Corin Brown did a lot of knitting during the weeks leading up to his graduation from UNC Charlotte.
For Brown, who received a bachelor’s degree in civil engineering at Fall Commencement on Dec. 15, the hobby he picked up in high school was a stress reliever as he studied for final exams and awaited responses about the engineering jobs for which he’d applied.
Craig Albert ’85 and Darla Albert ’83 established the scholarship to help develop future engineering leaders. The couple recently made another generous donation to support more engineering scholars.
The scholarship covers tuition, fees, housing and meals, books, summer experiences and professional development.

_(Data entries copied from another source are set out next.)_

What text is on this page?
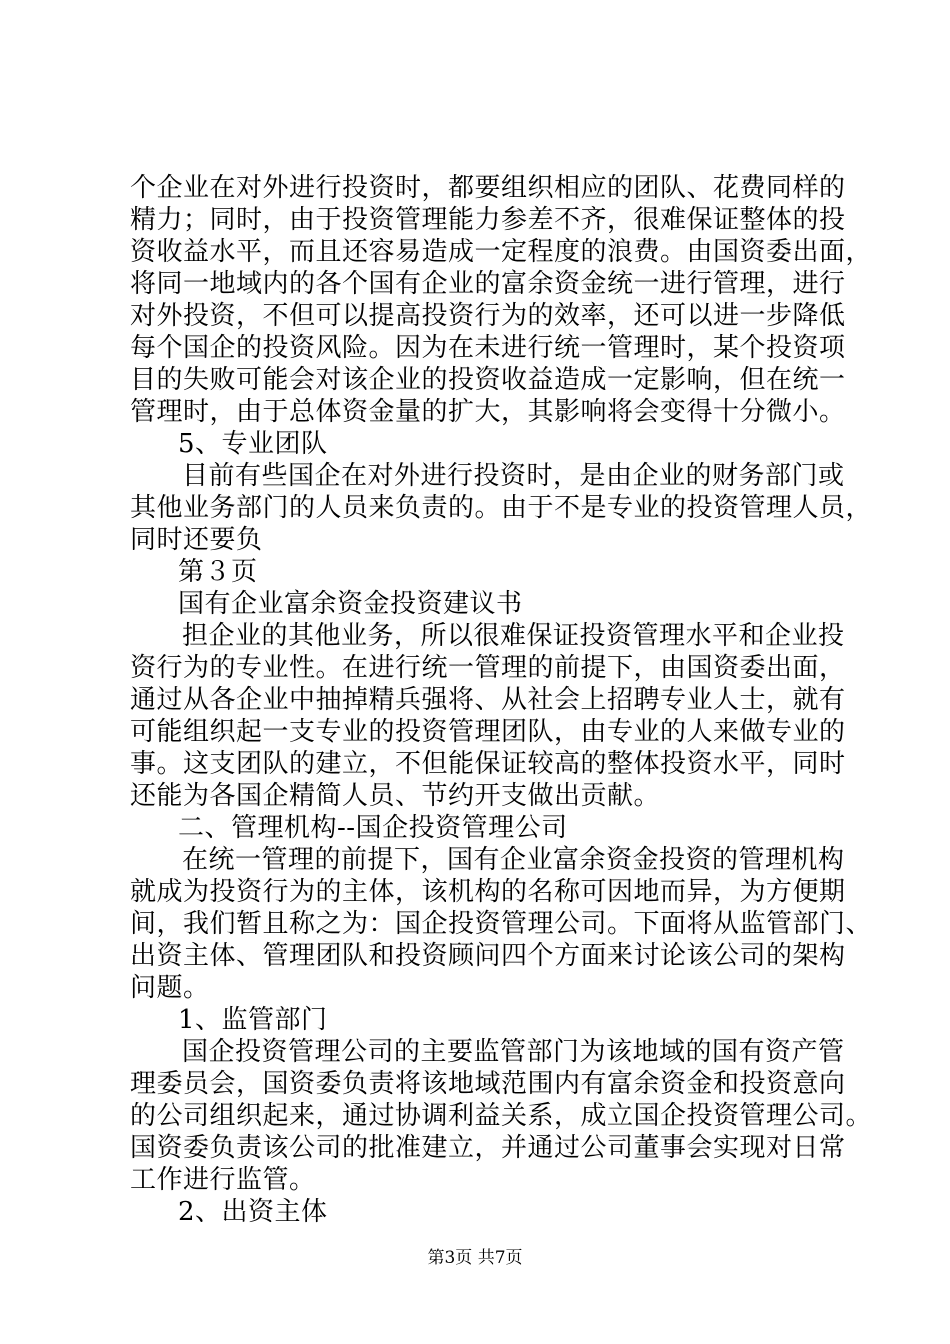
个企业在对外进行投资时，都要组织相应的团队、花费同样的
精力；同时，由于投资管理能力参差不齐，很难保证整体的投
资收益水平，而且还容易造成一定程度的浪费。由国资委出面，
将同一地域内的各个国有企业的富余资金统一进行管理，进行
对外投资，不但可以提高投资行为的效率，还可以进一步降低
每个国企的投资风险。因为在未进行统一管理时，某个投资项
目的失败可能会对该企业的投资收益造成一定影响，但在统一
管理时，由于总体资金量的扩大，其影响将会变得十分微小。
5、专业团队
目前有些国企在对外进行投资时，是由企业的财务部门或
其他业务部门的人员来负责的。由于不是专业的投资管理人员，
同时还要负
第３页
国有企业富余资金投资建议书
担企业的其他业务，所以很难保证投资管理水平和企业投
资行为的专业性。在进行统一管理的前提下，由国资委出面，
通过从各企业中抽掉精兵强将、从社会上招聘专业人士，就有
可能组织起一支专业的投资管理团队，由专业的人来做专业的
事。这支团队的建立，不但能保证较高的整体投资水平，同时
还能为各国企精简人员、节约开支做出贡献。
二、管理机构--国企投资管理公司
在统一管理的前提下，国有企业富余资金投资的管理机构
就成为投资行为的主体，该机构的名称可因地而异，为方便期
间，我们暂且称之为：国企投资管理公司。下面将从监管部门、
出资主体、管理团队和投资顾问四个方面来讨论该公司的架构
问题。
1、监管部门
国企投资管理公司的主要监管部门为该地域的国有资产管
理委员会，国资委负责将该地域范围内有富余资金和投资意向
的公司组织起来，通过协调利益关系，成立国企投资管理公司。
国资委负责该公司的批准建立，并通过公司董事会实现对日常
工作进行监管。
2、出资主体
第3页 共7页
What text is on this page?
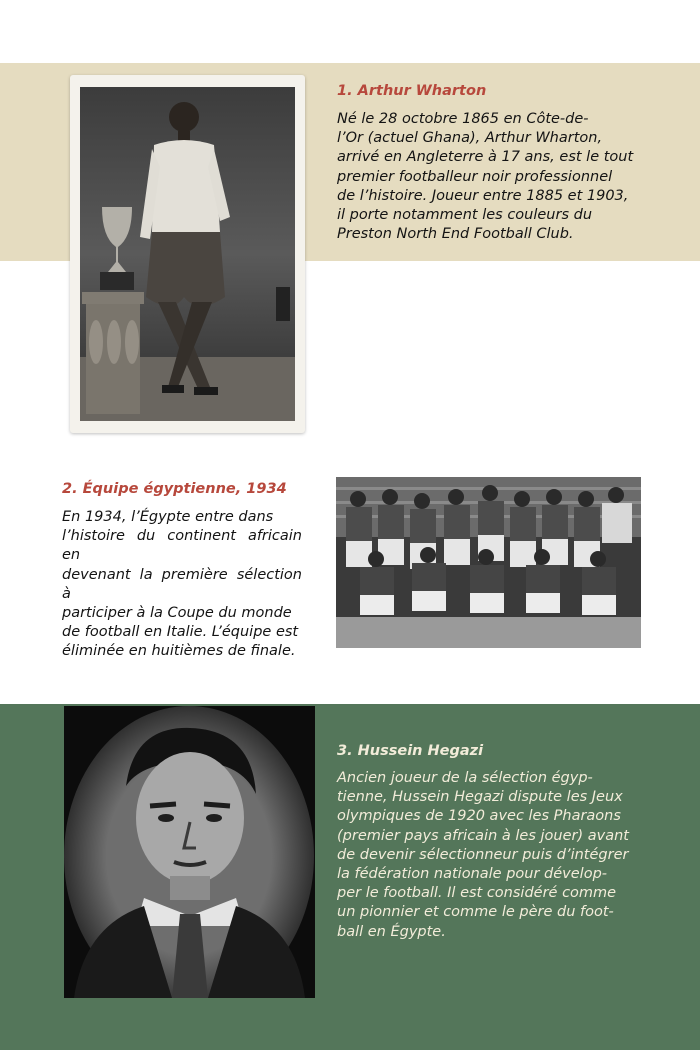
1. Arthur Wharton
Né le 28 octobre 1865 en Côte-de-
l’Or (actuel Ghana), Arthur Wharton,
arrivé en Angleterre à 17 ans, est le tout
premier footballeur noir professionnel
de l’histoire. Joueur entre 1885 et 1903,
il porte notamment les couleurs du
Preston North End Football Club.
2. Équipe égyptienne, 1934
En 1934, l’Égypte entre dans
l’histoire du continent africain en
devenant la première sélection à
participer à la Coupe du monde
de football en Italie. L’équipe est
éliminée en huitièmes de finale.
3. Hussein Hegazi
Ancien joueur de la sélection égyp-
tienne, Hussein Hegazi dispute les Jeux
olympiques de 1920 avec les Pharaons
(premier pays africain à les jouer) avant
de devenir sélectionneur puis d’intégrer
la fédération nationale pour dévelop-
per le football. Il est considéré comme
un pionnier et comme le père du foot-
ball en Égypte.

“Obviously, not having to worry about thousands of dollars in student loans is pretty nice,” said Brown, who is from Boone.
But the experience as an Albert Scholar meant much more to Brown than money. It gave him the chance to study abroad at Hongik University in Seoul, South Korea, an opportunity that he said is not always available to engineering students.
There, he immersed himself in the Korean language and discovered that engineering is a universal language. Brown (right) said his professor at Hongik University lectured in Korean, but spoke English when using engineering terms.
Craig Albert, who earned a bachelor’s degree in mechanical engineering from the Lee College of Engineering, credits his UNC Charlotte education with helping him become a leader. His career includes working for the manufacturing company Westinghouse as a project manager and later as manager of business development for the company’s government business.
Since 1998, Albert has worked for the engineering company Bechtel. Currently president of Bechtel Infrastructure in London, he is responsible for power, communication, aviation, rail and civil infrastructure projects. Darla Albert is a graduate of the Belk College of Business.
Brown, who has met and spoken with Craig Albert on multiple occasions, said what stands out most about the Albert Scholars Program is Albert’s personal investment. He hasn’t given just his money to the program; he’s shared his time.
“That level of personal investment is really awesome, and I don’t know if that’s really present in a lot of other scholarships,” Brown said.
Brown completed almost 10 knitting projects he had been working on the past couple of months and says most of those scarves, hats and gloves will be given as Christmas gifts.
Meanwhile, he's still waiting to hear about the civil engineering jobs. Brown wants to work in sustainable development and is hopeful about his prospects because of Charlotte's "great" construction and civil engineering job markets.